Progress in Closing the Budget Gap — Fiscal year 2015
Original Budget Gap — $2,088,155
County Board
- Increased liquor license revenue over originally submitted budget ($5,000)
- Increased expenditures over originally submitted budget ($15,041)
- Reduced riverboat grant over originally submitted budget ($29,500)
Building Management
- Utilities — Revised sewer and water budget calculations ($188,745)
Court Services
- Health and dental ($140,349)
- Floating headcount ($143,472)
- Juvenile custody placement ($50,000)
State’s Attorney’s Office
- Miscellaneous voluntary cuts ($25,000)
Health Insurance
- Rate increase projection reduced from 9.5 percent to 6.3 percent ($269,376)
- Rate increase reduced from 6.3 percent to 4.8 percent — savings from implementing a pharmacy utilization management program and reducing administrative fees ($126,270)
Coroner’s Office
- Flat budget ($91,599)
Budget Gap as of Aug. 27,2014 — $1,092,885
New cuts
- Probation salary reimbursement increase ($285,874)
- Judicial Center / Juvenile Justice Center water surcharge ending April 2015 ($2,250)
- Sheriff / County Jail water surcharge ending April 2015 ($8,850)

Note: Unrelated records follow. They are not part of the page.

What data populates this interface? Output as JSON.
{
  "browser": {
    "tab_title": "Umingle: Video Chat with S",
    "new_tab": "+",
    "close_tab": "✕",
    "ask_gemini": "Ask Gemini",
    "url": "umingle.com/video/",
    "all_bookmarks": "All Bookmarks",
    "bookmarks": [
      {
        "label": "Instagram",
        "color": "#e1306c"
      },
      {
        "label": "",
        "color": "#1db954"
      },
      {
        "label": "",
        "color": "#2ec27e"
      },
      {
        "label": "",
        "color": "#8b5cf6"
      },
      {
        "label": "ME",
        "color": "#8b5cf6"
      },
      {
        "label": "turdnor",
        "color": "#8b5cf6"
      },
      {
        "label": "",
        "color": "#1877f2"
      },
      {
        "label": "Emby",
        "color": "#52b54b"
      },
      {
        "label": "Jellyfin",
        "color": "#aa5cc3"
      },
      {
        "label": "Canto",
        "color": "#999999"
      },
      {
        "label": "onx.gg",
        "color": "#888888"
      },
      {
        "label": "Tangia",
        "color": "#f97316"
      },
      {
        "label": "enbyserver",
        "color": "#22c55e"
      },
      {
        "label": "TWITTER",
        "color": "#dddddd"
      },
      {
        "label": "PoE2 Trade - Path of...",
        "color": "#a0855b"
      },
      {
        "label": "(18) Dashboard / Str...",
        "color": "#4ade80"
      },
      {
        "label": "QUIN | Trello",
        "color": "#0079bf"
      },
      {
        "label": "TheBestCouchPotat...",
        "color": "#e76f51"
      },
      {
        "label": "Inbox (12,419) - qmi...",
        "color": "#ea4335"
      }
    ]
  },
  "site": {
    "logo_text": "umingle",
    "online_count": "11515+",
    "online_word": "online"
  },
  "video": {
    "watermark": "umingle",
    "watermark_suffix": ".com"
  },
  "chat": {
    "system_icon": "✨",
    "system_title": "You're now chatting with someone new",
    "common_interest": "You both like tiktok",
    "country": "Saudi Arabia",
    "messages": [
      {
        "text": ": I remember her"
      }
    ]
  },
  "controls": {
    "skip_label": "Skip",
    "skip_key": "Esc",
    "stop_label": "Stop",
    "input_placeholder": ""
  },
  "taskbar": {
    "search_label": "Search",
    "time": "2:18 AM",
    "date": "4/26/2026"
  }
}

Budget Gap as of Sept. 1, 2014 — $795,911
Read More
- Kane County’s $2M budget gap narrows to $800,000
- Kane County works to reduce $2M budget gap
- Gap closing in Kane County’s budget
- Kane County facing millions in budget gap
- Kane County closing in on balanced budget for 2015
[…] early August, Kane County found itself facing a potential budget gap of $2,088,155. It whittled that down to $1,092,885 by Aug. 27, then to $795,911 by Sept. […]
So basically this article says that every department throws up a number that they know has fluff in it and if it gets approved, great if it doesn’t then they cut the fluff. After years of not cutting fluff, the number has gotten to the point where taxpayers are starting to say, my taxes are too high. The departments then magically find ways to reduce their needs.
The first line of the article says it all, “Budget stories generally aren’t at the top of residents’ “must read” list.” The departments know this and have taken advantage of the taxpayers for years. Solid accounting practices and diving deeper into the numbers – why weren’t these things done on the first round of budget projections.
Until employees are held liable for their spending, nothing will change. The smoke & mirrors game will continue and you’ll get spin articles like this one to make everyone feel good.
Wake up people, you are being raked over the coals even if they “find” $2 million dollars in “savings.”
Reducing expenses is certainly worthy of applause, but to those that get excited about holding the tax levy flat really need to attend some of those property tax seminars put on by Mark Armstrong. The tax levy should be increasing as new construction occurs.